Ces derniers jours, les médias du monde se sont précipités pour glose sur l'accession au pouvoir de Joao Lourenço. En effet, cet ancien ministre de la défense de l'Angola est le nouveau chef de l'exécutif de son pays. Il succède - et ce n'est pas rien en Afrique - par voie démocratique à José Eduardo dos Santos

Vu de l'extérieur, on peut considérer cela comme une excellente nouvelle, comme le signe d'un certain renouveau politique.

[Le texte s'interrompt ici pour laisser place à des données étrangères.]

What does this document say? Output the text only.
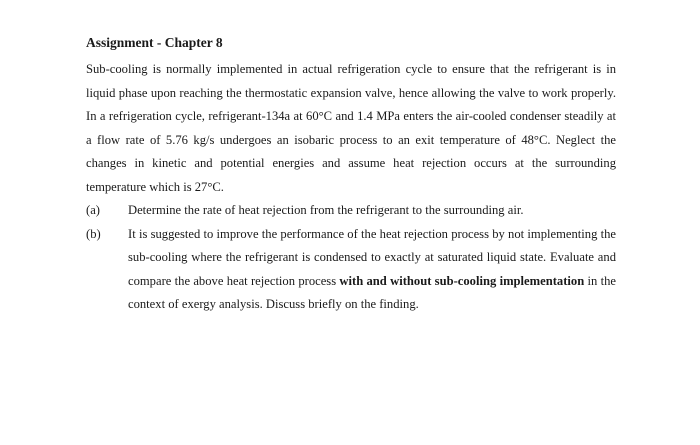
Assignment - Chapter 8

Sub-cooling is normally implemented in actual refrigeration cycle to ensure that the refrigerant is in liquid phase upon reaching the thermostatic expansion valve, hence allowing the valve to work properly. In a refrigeration cycle, refrigerant-134a at 60°C and 1.4 MPa enters the air-cooled condenser steadily at a flow rate of 5.76 kg/s undergoes an isobaric process to an exit temperature of 48°C. Neglect the changes in kinetic and potential energies and assume heat rejection occurs at the surrounding temperature which is 27°C.

(a) Determine the rate of heat rejection from the refrigerant to the surrounding air.
(b) It is suggested to improve the performance of the heat rejection process by not implementing the sub-cooling where the refrigerant is condensed to exactly at saturated liquid state. Evaluate and compare the above heat rejection process with and without sub-cooling implementation in the context of exergy analysis. Discuss briefly on the finding.
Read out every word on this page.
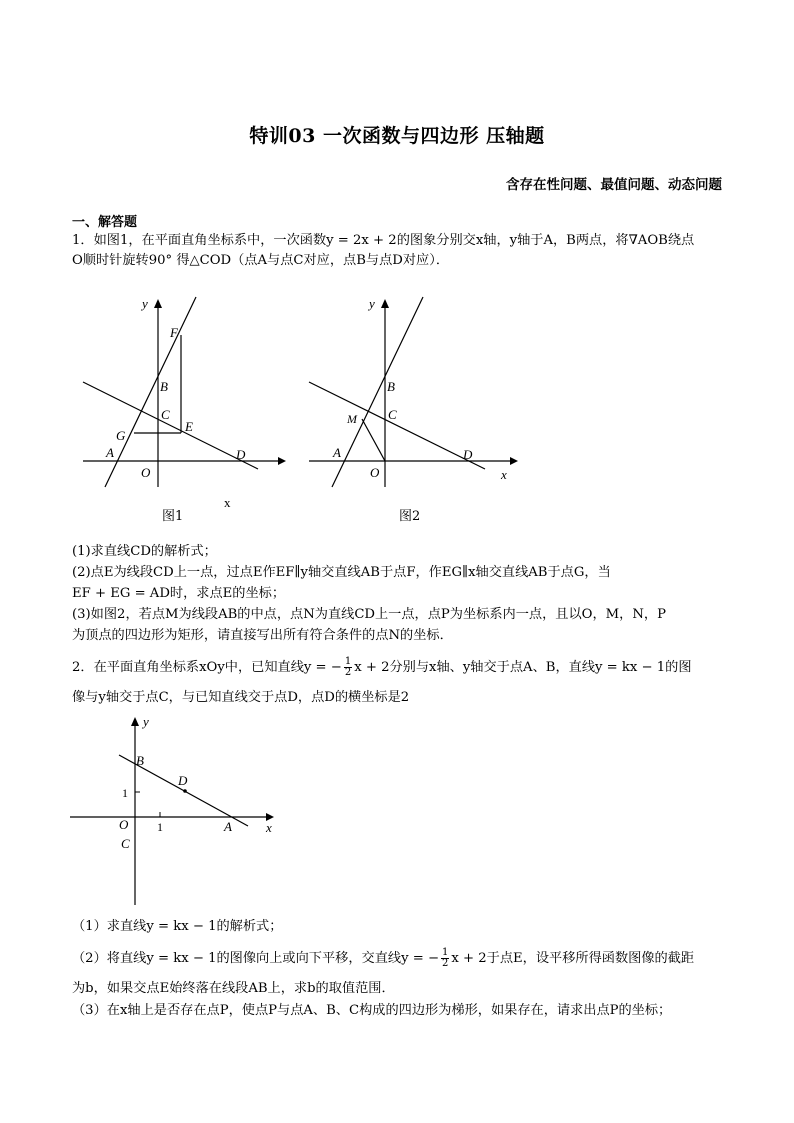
特训03 一次函数与四边形 压轴题
含存在性问题、最值问题、动态问题
一、解答题
1．如图1，在平面直角坐标系中，一次函数y = 2x + 2的图象分别交x轴，y轴于A，B两点，将∇AOB绕点
O顺时针旋转90° 得△COD（点A与点C对应，点B与点D对应）．
x
y
O
A
B
C
D
E
F
G
图1
x
y
O
A
B
C
D
M
图2
(1)求直线CD的解析式；
(2)点E为线段CD上一点，过点E作EF∥y轴交直线AB于点F，作EG∥x轴交直线AB于点G，当
EF + EG = AD时，求点E的坐标；
(3)如图2，若点M为线段AB的中点，点N为直线CD上一点，点P为坐标系内一点，且以O，M，N，P
为顶点的四边形为矩形，请直接写出所有符合条件的点N的坐标．
2．在平面直角坐标系xOy中，已知直线y = − $\frac{1}{2}$ x + 2分别与x轴、y轴交于点A、B，直线y = kx − 1的图
像与y轴交于点C，与已知直线交于点D，点D的横坐标是2
x
y
O	A
B
C
D
1
1
（1）求直线y = kx − 1的解析式；
（2）将直线y = kx − 1的图像向上或向下平移，交直线y = − $\frac{1}{2}$ x + 2于点E，设平移所得函数图像的截距
为b，如果交点E始终落在线段AB上，求b的取值范围．
（3）在x轴上是否存在点P，使点P与点A、B、C构成的四边形为梯形，如果存在，请求出点P的坐标；
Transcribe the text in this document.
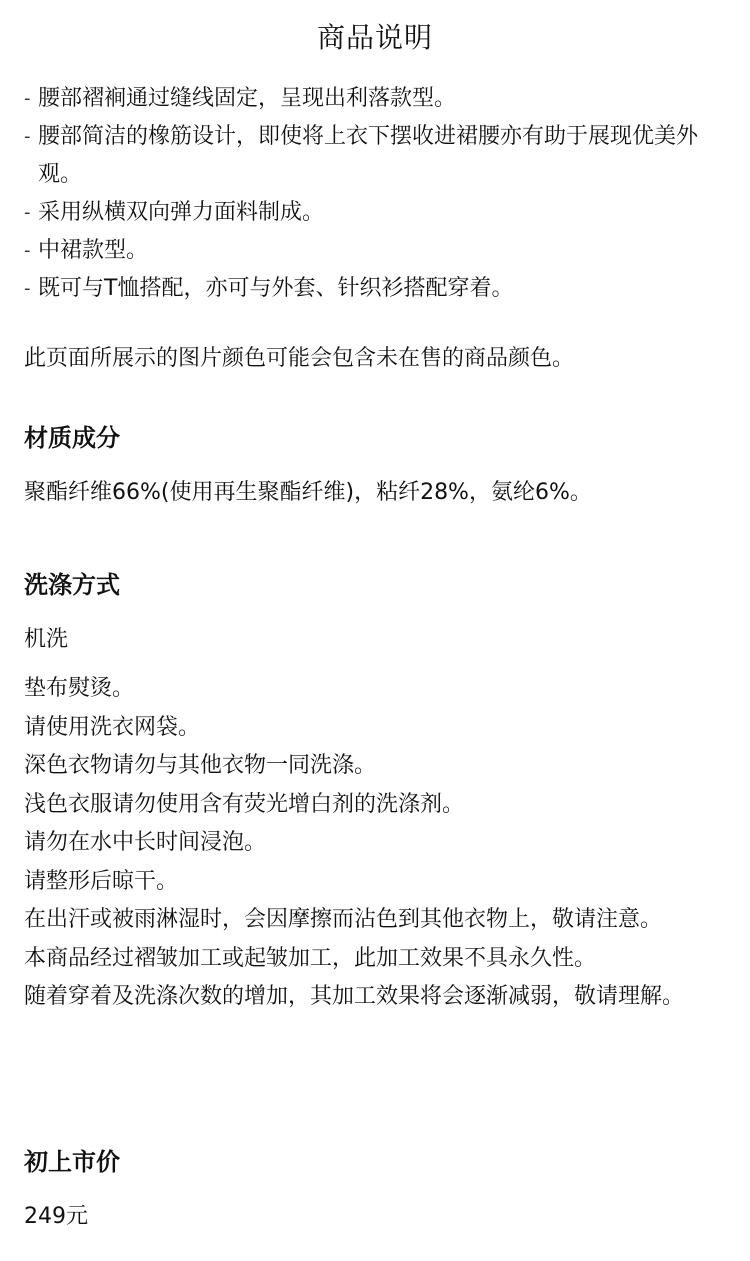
商品说明
- 腰部褶裥通过缝线固定，呈现出利落款型。
- 腰部简洁的橡筋设计，即使将上衣下摆收进裙腰亦有助于展现优美外观。
- 采用纵横双向弹力面料制成。
- 中裙款型。
- 既可与T恤搭配，亦可与外套、针织衫搭配穿着。
此页面所展示的图片颜色可能会包含未在售的商品颜色。
材质成分
聚酯纤维66%(使用再生聚酯纤维)，粘纤28%，氨纶6%。
洗涤方式
机洗
垫布熨烫。
请使用洗衣网袋。
深色衣物请勿与其他衣物一同洗涤。
浅色衣服请勿使用含有荧光增白剂的洗涤剂。
请勿在水中长时间浸泡。
请整形后晾干。
在出汗或被雨淋湿时，会因摩擦而沾色到其他衣物上，敬请注意。
本商品经过褶皱加工或起皱加工，此加工效果不具永久性。
随着穿着及洗涤次数的增加，其加工效果将会逐渐减弱，敬请理解。
初上市价
249元
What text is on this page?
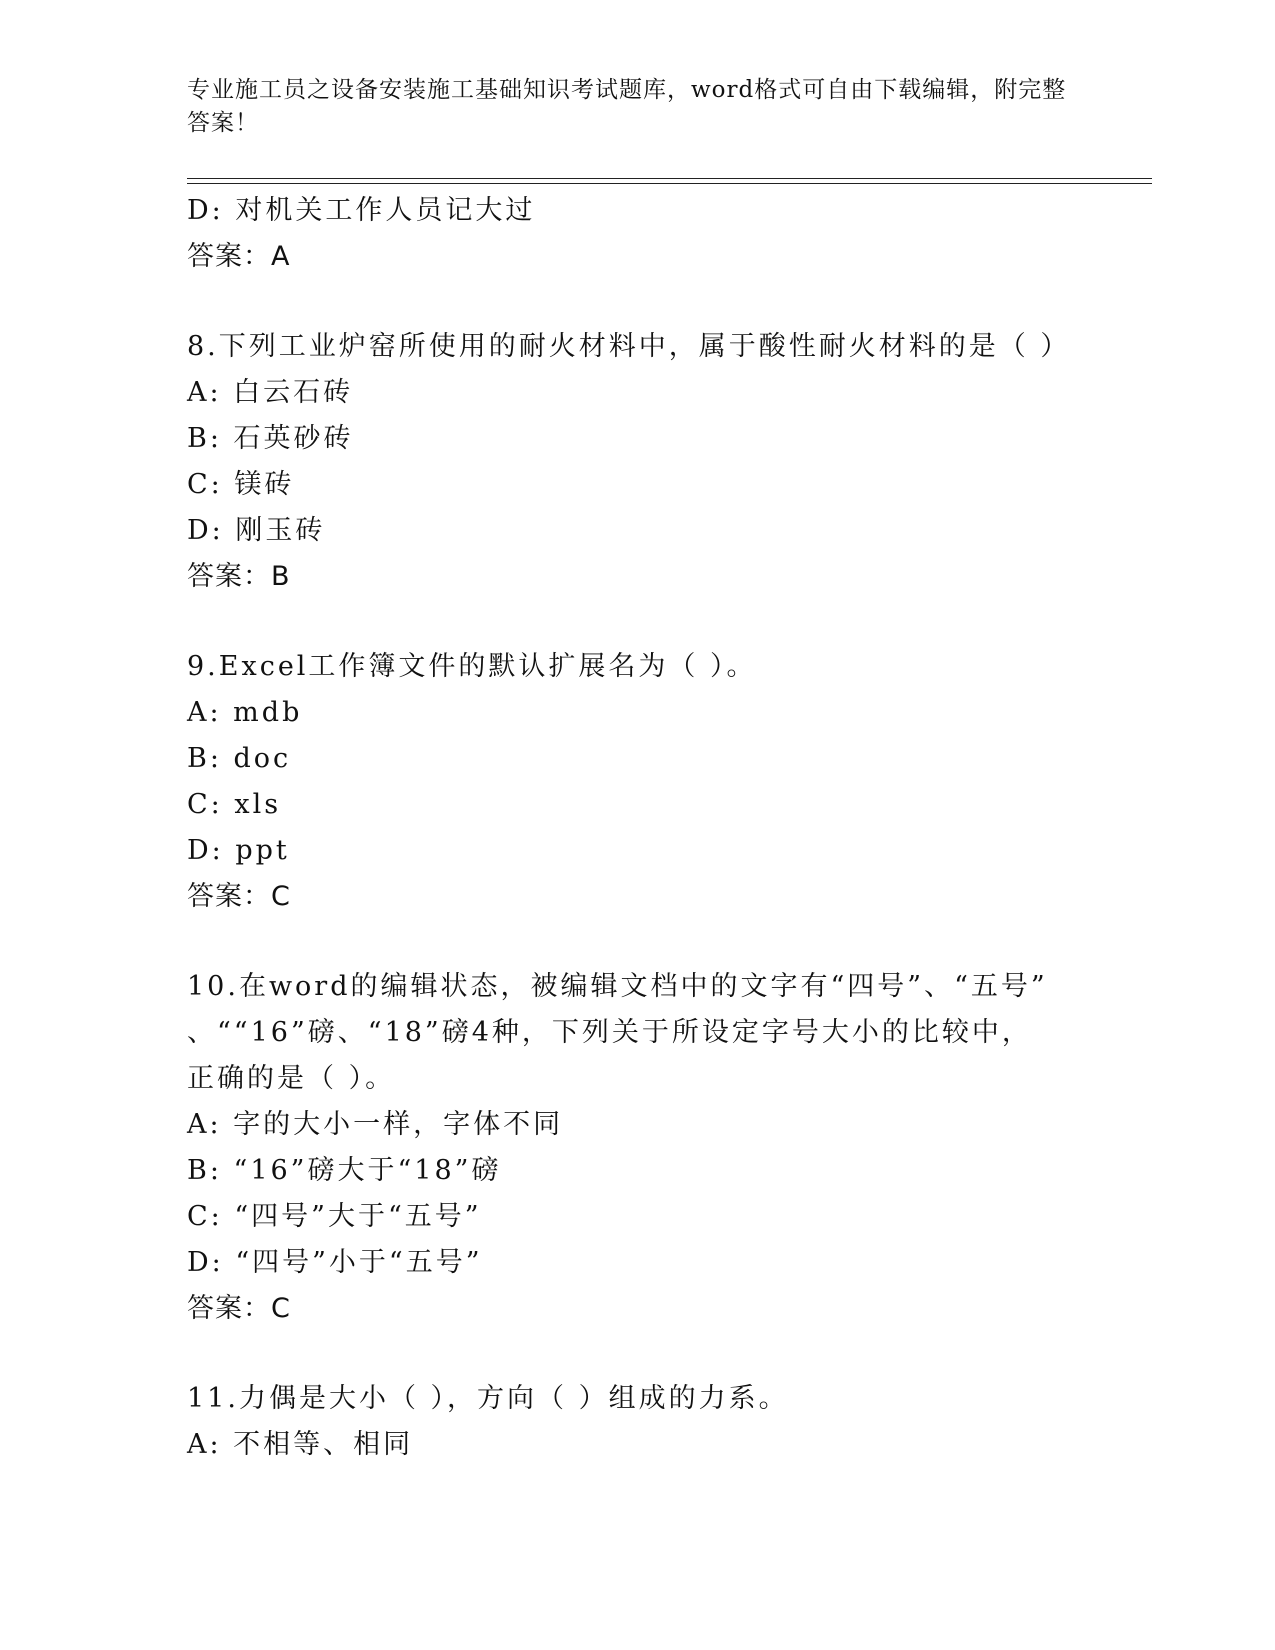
专业施工员之设备安装施工基础知识考试题库，word格式可自由下载编辑，附完整答案！
D: 对机关工作人员记大过
答案：A
8.下列工业炉窑所使用的耐火材料中，属于酸性耐火材料的是（ ）
A: 白云石砖
B: 石英砂砖
C: 镁砖
D: 刚玉砖
答案：B
9.Excel工作簿文件的默认扩展名为（ ）。
A: mdb
B: doc
C: xls
D: ppt
答案：C
10.在word的编辑状态，被编辑文档中的文字有“四号”、“五号”
、““16”磅、“18”磅4种，下列关于所设定字号大小的比较中，
正确的是（ ）。
A: 字的大小一样，字体不同
B: “16”磅大于“18”磅
C: “四号”大于“五号”
D: “四号”小于“五号”
答案：C
11.力偶是大小（ ），方向（ ）组成的力系。
A: 不相等、相同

Sauf que la réalité nous apprend toute autre chose. Le véritable homme fort de cette terre, riche en pétrole, demeure toujours, et toujours, José Eduardo dos Santos. Figure historique du MPLA et affaibli par quelques soucis de santé, il avait, après plus de trente de règne, renoncé à se présenter à la présidentielle de cette année. Tout en se maintenant à la tête de son parti.

Mieux encore : le 21 juillet, il a confirmé, à leurs postes, pour les huit prochaines années, les responsables de l'armée, de la police et du renseignement. De même, il a placé à des postes stratégiques du pays (économie, justice, sécurité, médias) ses hommes-liges.

Sachant que sa propre fille, Isabel, est à la tête de la compagnie pétrolière nationale, la Sonangol, Elle est la huitième fortune d'Afrique, selon Forbes, le célèbre magazine américain.